Pelaksanaan pengolahan lahan diawali dengan pembersihan sisa tanaman dan gulma, dilanjutkan dengan olah tanah pertama (pembajakan) untuk membalik tanah dan mempercepat proses pelapukan bahan organik. Tahapan berikutnya adalah olah tanah kedua (penggarua) yang bertujuan menghancurkan bongkahan tanah, meratakan permukaan sawah, serta menciptakan lapisan olah yang lebih halus dan homogen. Pada tahap akhir dilakukan perataan lahan (leveling) untuk memastikan distribusi air yang merata saat fase pertumbuhan tanaman padi.

Secara ilmiah, pengolahan tanah sawah memiliki peranan penting dalam menciptakan kondisi fisik, kimia, dan biologi tanah yang optimal. Pembajakan dan penggaruan mampu memperbaiki struktur tanah, meningkatkan porositas dan aerasi tanah, serta memperbaiki kemampuan tanah dalam menyimpan air. Proses ini juga membantu meningkatkan aktivitas mikroorganisme tanah yang berperan dalam dekomposisi bahan organik dan pelepasan unsur hara yang dibutuhkan tanaman.

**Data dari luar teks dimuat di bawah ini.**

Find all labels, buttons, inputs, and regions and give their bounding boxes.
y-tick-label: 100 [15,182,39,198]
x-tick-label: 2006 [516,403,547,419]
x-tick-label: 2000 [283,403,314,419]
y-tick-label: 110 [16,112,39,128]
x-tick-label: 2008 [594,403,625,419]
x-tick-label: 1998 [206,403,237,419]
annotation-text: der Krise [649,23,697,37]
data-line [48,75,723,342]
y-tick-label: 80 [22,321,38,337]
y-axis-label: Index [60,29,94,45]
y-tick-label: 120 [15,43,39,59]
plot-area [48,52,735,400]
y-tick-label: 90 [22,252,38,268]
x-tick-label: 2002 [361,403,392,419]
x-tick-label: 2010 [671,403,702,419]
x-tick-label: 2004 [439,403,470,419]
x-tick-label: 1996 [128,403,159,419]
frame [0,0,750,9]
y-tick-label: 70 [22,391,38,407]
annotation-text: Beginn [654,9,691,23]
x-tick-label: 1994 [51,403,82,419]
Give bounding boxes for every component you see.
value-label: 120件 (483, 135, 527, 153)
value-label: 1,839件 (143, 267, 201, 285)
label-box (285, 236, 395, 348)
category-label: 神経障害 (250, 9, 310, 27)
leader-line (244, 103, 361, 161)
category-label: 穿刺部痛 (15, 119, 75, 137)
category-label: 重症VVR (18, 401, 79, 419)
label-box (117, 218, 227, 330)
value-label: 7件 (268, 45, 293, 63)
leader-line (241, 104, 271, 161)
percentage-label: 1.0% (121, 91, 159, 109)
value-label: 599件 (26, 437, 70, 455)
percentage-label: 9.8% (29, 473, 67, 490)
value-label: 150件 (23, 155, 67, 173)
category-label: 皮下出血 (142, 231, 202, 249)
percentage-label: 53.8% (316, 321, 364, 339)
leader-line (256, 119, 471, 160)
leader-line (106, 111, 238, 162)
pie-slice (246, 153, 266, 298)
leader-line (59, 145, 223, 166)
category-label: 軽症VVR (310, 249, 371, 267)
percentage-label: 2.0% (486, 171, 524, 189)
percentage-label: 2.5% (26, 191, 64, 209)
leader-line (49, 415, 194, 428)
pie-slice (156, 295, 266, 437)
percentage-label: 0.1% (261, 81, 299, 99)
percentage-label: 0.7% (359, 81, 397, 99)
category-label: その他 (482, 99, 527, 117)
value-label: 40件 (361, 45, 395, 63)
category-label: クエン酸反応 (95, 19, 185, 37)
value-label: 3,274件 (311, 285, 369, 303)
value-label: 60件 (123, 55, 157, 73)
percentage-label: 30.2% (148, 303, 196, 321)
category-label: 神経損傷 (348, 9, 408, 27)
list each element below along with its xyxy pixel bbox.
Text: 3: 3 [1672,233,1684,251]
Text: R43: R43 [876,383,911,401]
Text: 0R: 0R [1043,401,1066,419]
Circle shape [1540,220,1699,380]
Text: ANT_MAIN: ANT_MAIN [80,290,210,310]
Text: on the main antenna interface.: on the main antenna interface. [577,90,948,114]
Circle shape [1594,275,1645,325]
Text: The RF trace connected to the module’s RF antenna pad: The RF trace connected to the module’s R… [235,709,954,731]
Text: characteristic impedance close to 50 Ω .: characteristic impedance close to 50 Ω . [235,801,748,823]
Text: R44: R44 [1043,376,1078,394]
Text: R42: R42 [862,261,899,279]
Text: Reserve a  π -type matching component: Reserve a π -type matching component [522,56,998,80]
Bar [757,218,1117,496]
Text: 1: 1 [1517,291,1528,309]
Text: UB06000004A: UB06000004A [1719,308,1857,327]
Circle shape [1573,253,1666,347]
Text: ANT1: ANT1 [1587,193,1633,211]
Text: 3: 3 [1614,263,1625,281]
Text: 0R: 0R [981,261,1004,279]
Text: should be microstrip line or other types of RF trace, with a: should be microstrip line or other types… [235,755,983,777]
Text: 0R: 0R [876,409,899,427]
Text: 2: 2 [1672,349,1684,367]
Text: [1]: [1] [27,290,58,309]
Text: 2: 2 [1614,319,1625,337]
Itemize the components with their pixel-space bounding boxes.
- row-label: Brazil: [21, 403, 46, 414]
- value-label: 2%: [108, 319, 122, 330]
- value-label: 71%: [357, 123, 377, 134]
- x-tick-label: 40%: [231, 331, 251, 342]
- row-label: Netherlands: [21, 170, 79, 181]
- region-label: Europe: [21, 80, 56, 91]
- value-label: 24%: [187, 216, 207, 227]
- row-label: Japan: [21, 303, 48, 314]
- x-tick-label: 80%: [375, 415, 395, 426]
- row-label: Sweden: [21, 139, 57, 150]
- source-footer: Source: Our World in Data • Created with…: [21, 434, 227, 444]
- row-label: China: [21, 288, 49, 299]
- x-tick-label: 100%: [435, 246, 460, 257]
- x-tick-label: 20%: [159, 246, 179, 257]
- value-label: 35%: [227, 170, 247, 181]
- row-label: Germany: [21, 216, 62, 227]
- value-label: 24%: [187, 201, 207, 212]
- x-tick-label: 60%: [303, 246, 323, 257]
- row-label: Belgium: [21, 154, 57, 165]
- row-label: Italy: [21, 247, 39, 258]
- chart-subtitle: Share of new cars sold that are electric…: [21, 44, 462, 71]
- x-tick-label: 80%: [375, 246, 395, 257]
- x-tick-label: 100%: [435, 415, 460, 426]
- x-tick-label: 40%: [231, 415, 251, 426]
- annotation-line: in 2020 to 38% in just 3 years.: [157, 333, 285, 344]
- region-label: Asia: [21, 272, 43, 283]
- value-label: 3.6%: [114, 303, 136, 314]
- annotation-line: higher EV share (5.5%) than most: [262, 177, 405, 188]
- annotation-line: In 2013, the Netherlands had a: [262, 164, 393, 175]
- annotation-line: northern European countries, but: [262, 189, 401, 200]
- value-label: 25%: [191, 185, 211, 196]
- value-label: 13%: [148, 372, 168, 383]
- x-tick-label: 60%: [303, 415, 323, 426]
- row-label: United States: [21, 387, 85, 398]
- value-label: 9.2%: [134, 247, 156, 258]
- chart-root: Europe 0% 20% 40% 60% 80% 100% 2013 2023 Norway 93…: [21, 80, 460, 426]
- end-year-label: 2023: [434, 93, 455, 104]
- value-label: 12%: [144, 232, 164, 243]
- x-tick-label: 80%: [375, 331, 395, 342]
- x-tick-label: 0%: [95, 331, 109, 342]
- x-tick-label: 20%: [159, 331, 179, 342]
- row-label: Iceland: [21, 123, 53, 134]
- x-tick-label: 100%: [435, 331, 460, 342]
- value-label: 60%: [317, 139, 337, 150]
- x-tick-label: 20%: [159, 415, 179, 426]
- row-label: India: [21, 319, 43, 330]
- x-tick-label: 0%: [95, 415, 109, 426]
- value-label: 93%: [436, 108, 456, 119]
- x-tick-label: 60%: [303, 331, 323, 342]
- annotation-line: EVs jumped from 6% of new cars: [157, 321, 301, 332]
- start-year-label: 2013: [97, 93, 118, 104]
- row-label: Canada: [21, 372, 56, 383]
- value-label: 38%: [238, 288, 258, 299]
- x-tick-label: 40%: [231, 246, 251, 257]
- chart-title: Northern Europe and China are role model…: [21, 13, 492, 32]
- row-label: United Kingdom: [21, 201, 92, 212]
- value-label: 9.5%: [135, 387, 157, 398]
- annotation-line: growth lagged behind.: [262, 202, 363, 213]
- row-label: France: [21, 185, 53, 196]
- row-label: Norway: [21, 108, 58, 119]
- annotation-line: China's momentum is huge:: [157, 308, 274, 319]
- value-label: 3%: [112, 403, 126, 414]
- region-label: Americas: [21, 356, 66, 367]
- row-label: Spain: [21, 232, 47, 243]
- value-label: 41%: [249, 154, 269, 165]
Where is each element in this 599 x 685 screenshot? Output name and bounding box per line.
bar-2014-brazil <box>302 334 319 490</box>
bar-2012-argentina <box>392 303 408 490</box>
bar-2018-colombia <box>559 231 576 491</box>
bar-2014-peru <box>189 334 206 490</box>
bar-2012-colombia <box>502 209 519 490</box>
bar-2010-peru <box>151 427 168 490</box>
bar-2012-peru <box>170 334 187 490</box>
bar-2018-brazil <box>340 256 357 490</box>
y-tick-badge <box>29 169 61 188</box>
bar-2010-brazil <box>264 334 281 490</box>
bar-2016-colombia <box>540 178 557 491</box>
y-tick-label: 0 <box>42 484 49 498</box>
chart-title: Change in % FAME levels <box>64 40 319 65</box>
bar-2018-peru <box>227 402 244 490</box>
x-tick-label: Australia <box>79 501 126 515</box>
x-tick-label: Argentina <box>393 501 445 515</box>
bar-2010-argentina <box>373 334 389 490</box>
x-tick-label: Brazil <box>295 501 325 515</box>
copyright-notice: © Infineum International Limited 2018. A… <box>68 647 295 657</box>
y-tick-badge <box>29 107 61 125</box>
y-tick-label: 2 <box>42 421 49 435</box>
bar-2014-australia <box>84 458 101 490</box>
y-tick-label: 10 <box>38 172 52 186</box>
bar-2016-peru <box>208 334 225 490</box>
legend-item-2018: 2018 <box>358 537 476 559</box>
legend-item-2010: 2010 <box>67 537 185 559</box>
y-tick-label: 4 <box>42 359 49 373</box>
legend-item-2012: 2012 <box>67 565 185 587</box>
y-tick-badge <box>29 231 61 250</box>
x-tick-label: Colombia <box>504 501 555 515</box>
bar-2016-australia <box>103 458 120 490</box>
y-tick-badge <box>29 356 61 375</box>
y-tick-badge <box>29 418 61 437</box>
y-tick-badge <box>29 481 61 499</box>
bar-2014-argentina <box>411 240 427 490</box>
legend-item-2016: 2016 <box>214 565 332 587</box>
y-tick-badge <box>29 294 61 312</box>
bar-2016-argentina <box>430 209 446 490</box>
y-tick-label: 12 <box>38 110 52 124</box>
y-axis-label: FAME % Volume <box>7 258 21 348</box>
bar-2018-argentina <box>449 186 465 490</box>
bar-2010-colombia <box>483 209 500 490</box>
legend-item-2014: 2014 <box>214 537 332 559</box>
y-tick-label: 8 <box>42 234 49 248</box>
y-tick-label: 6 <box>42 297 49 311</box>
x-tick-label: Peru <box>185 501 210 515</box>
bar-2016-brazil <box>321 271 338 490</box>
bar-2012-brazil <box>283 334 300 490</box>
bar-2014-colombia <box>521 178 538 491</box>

Selain itu, pengolahan tanah yang baik dapat menekan pertumbuhan gulma dan mengurangi populasi awal organisme pengganggu tumbuhan (OPT) yang berada di dalam tanah. Dengan berkurangnya kompetisi gulma dan tekanan OPT, tanaman padi memiliki peluang tumbuh lebih seragam dan sehat sejak awal pertanaman.

Brigade Pangan Pesisir Jaya yang beranggotakan 15 orang dan diketuai oleh Hasanudin melaksanakan kegiatan ini sebagai bagian dari usaha budidaya padi pada MT III Tahun 2025. Kegiatan pengolahan lahan tersebut didampingi oleh penyuluh pendamping Rahmadia, SP, yang memberikan arahan teknis agar setiap tahapan olah tanah dilakukan sesuai kaidah budidaya yang dianjurkan.

Melalui kegiatan ini, penyuluh juga mengimbau kepada petani lainnya di Kecamatan Rangsang Pesisir untuk melaksanakan pengolahan lahan secara optimal dan tepat waktu. Olah tanah yang baik merupakan investasi awal yang menentukan keberhasilan pertanaman, efisiensi penggunaan input, serta peningkatan produktivitas padi secara berkelanjutan.